Yulia Tymoshenko, simbolo (controverso) della rivoluzione arancione, ossia del movimento che – con tutte le contraddizioni – ha ricoperto molti ruoli nella sua vita. Nata nel 1960, è stata prima una donna d’affari, tra le più ricche in Ucraina e tra le più potenti al mondo secondo Forbes. Poi è scesa in politica, è diventata uno dei volti della Rivoluzione arancione e infine prima donna ad essere nominata premier. Soprannominata “principessa del gas”, è stata indagata più volte e condannata dopo quello che alcuni hanno definito un “processo politicamente motivato”.

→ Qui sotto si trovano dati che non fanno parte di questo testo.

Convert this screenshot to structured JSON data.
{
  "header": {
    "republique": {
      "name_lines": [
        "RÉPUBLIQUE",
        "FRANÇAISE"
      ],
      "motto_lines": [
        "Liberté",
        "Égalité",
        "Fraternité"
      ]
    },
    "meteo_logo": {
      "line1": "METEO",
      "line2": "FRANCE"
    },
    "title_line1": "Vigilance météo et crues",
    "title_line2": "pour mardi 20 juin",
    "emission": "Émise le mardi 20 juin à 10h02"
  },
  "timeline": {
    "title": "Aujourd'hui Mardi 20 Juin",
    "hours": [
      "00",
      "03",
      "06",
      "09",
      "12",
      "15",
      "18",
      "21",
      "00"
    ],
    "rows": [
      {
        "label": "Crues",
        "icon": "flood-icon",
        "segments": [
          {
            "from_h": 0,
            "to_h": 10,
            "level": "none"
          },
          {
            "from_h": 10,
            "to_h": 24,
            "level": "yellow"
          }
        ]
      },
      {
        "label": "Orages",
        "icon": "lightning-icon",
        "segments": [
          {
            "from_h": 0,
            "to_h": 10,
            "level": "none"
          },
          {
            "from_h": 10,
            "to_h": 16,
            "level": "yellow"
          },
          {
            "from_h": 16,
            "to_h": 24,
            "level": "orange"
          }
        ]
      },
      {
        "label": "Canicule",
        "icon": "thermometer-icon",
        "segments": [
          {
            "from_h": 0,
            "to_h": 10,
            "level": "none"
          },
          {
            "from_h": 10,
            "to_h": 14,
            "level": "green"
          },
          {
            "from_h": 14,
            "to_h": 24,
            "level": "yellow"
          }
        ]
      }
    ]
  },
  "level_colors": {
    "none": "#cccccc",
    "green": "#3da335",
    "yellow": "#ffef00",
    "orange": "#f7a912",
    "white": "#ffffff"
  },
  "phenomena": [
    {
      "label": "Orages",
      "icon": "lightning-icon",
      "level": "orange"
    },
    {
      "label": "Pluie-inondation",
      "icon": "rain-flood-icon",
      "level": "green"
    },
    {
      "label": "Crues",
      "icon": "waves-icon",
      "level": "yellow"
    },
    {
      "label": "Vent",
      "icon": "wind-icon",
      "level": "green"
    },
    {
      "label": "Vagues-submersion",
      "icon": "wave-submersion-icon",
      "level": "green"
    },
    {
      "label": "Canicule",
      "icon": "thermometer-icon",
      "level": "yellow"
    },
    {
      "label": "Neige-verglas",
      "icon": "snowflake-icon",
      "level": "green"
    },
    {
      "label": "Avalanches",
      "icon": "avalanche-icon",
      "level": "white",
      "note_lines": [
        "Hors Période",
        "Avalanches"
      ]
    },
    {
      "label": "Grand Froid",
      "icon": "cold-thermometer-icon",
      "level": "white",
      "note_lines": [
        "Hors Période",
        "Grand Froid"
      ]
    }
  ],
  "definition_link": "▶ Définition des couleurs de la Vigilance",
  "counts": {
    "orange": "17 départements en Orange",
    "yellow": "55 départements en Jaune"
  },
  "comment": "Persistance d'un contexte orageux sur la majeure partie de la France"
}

Yulia si è candidata anche all’ultimo turno delle presidenziali nel 2019, poi vinto da Volodymyr Zelensky. Oggi è la leader dell’Unione Pan-Ucraina Patria e guarda con preoccupazione a quanto sta accadendo nel suo Paese. “Questo è un genocidio del popolo ucraino e non è un attacco solo all’Ucraina ma a tutto il mondo libero. La Russia non ci considera come Stato”
Tymoshenko ha detto che nessun Paese accetterebbe le condizioni imposte dalla Russia e che dopo l’incontro tra il ministro degli Esteri ucraino e il suo omologo russo, si è capito che “la Russia non si basa su leggi umane, vale solo la forza”. Per questo motivo, sostiene l’ex premier, si può rispondere solo con la forza, ma non può farlo l’Ucraina da sola.
“Questa è una battaglia tra il mondo della democrazia e gli aggressori e non abbiamo dubbi che se tutto il mondo si unirà, allora vinceremo noi. Bombardare un ospedale pediatrico è una crudeltà a cui deve reagire tutto il mondo”.